Bobbie Gentry - Thunder In The Afternoon
I’ve got my friend Hayden to thank for this one. “Have you heard of this?” he emailed me one day. I hadn’t. The song was apparently taken from an unreleased session Bobbie had done with Rick Hall at Fame Studios in Alabama (I’ve heard there are more unreleased tracks, but no one seems to know for sure).
Somehow it slipped out on a very scarce compilation CD released in Austria and friends claim they’ve seen it on a vinyl release, but so far I’ve found no evidence of that. Anyhow, it’s a killer song and I’m so glad we managed to put it on the compilation.
Nashville Rhythm Section - I Can’t Go For That
Often, I can pinpoint the exact moment I heard a song and this is no exception. It was being played by Nick The Record at the Big Chill many years ago, in Eastnor Castle, near Ledbury. The idea of a country and western version of the Hall & Oates does, admittedly, sound absurd but somehow it seems to work perfectly from the banjo through to the pedal steel. It took me about five years to find a copy of this, but what a tune it is.
Larry Heard - Night Images (Swayzak Mix)
For about six months in 1998, not long after I’d moved back from New York, I worked part-time for Mecca Records, the label then being run by Rene Gelston (of Black Market fame), through Sanctuary Music.

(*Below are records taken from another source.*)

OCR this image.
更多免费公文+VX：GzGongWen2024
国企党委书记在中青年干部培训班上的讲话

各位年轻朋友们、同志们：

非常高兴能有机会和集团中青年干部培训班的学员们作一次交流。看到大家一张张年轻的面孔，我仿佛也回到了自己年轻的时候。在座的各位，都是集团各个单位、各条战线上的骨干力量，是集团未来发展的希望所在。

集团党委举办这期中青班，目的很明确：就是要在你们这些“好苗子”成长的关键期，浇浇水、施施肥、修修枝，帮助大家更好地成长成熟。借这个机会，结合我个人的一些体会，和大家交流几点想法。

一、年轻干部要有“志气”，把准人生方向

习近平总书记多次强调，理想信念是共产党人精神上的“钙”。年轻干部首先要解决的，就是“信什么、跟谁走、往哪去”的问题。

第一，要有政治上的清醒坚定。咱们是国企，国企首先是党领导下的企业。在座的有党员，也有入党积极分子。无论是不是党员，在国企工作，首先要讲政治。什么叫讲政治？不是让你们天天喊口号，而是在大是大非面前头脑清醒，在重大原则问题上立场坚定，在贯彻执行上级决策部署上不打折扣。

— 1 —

There was not much to show for my efforts once I’d left, apart from this remix I commissioned from Swayzak, who created two amazing techno-tinged floor-fillers from this Larry Heard track. Still sounds amazing today.
Clifton King - Family Prayer
One of my fondest memories in dance music is the period from about 1991 until I moved to New York in early 1994. I had specific routines each week, from going to City Sounds on a Friday lunchtime to listen to new imports to doing the rounds in Soho looking for new records and trying on new clothes.
One of the clubs I attended religiously was Paul ‘Trouble’ Anderson’s The Loft in Camden, every Wednesday. It was a big music industry haunt for off-duty DJs, PRs, promoters and associated hangers-on. This song will always remind me of Trouble, because it typified the freewheeling, funky style of his DJ sets.
Aural - Desire (Fabrice Africa Pain)
Although this was originally released in 1991, I pretty much ignored it after its initial release until 1998 when I started rifling through my records one day looking for mixes I might have missed. Which is how I came upon this obscure B-side mix. Based on the rhythm break from Loose Joints, it’s little more than a bassline, kick drum and a rowdy collection of clattering drums. It’s absolutely ace and was a big anthem for me in the early years of Fabric.
Swag - Primitive Urges 4
I couldn’t do a three-CD compilation and not include one of my favourite-ever producers, Swag. Over the years, I’ve played so much of their stuff and this was another record that became big at Fabric when I was playing there regularly. It was released on one of their obscure offshoots, this being a double 10-inch with no track titles. It’s not big or clever, but it kills it late at night.
Mother Tongue - Message Of Love
This is the only record on CD3 that wasn’t bought as a new release. I found this for 50p in Record & Tape Exchange in Notting Hill about 15 years ago. Originally released on Martin Poole’s Furious Fish label in 1989, Message Of Love was produced by Richie Stevens, the son of legendary British jazz drummer John Stevens, and a mean drummer himself. Richie went on to work with Tina Turner, Simply Red and has collaborated extensively with Boy George, playing on and producing his last album.